Hysterosalpingography findings among women presenting for gynecological imaging in Ado-Ekiti, South western Nigeria


  • Olufunso S. Aduayi Department of Radiology, Faculty of Clinical Sciences, College of Medicine, Ekiti State University, Ado-Ekiti, Nigeria
  • Ganiyu O. Akanbi Department of Radiology, Faculty of Clinical Sciences, College of Medicine, Ekiti State University, Ado-Ekiti, Nigeria
  • Akinyemi A. Akintayo Department of Obstetrics and Gynecology, Faculty of Clinical Sciences, College of Medicine, Ekiti State University, Ado-Ekiti, Nigeria
  • Victor A. Aduayi Department of Epidemiology and Community Health, Faculty of Clinical Sciences, College of Medicine, Ekiti State University, Ado-Ekiti, Nigeria




Hysterosalpingography, Infertility, Tubal occlusion, Pain


Background: Hysterosalpingography (HSG) is a valuable radiological procedure for imaging the female reproductive tract. This study highlights the spectrum of HSG findings among women presenting for gynaecological imaging in a tertiary health institution in Ado-Ekiti, South western Nigeria.

Methods: A prospective cross sectional study was conducted between October 2014 and September 2015. The study population consisted of 134 women presenting at the Radiology department with request forms for HSG. Pelvic ultrasonography was done using a 3.5MHz transducer prior to HSG. Imaging findings were documented, results were entered into a spread sheet and analysed using SPSS version 20. Chi square was used to determine association between tubal occlusion, age, type of infertility and previous history of surgery. Statistical significance was set at p-values <0.05.
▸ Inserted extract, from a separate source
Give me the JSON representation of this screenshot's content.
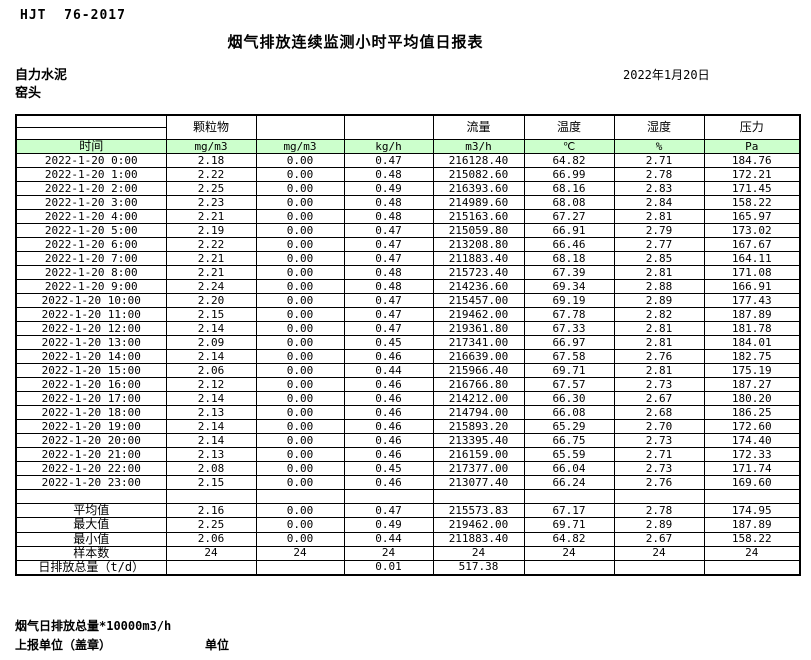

Results: The age range of the study participants was between 23 to 50 years with a mean age of 34.9±5.53years. Age group 30-34 years (n=43, 32.1%) constituted a majority. Secondary infertility (n=84, 62.7%) was the most common clinical indication for HSG. The predominant relevant past surgical history was uterine evacuation (n= 41, 30.6%). Normal HSG findings were seen in 34 (25.4%) of the patients while others (n=100, 74.5%) had various abnormalities, the most common of which were tubal pathologies (n=89, 66.4%). There was a significant association between age and tubal occlusion (P=0.02).

Conclusions: HSG is still a relevant gynecological imaging modality in resource limited settings. Tubal occlusion was the most common abnormal HSG finding in this study. There is a need for continuous advocacy on preventive measures targeted at reducing the incidence of tubal pathologies among women in developing countries.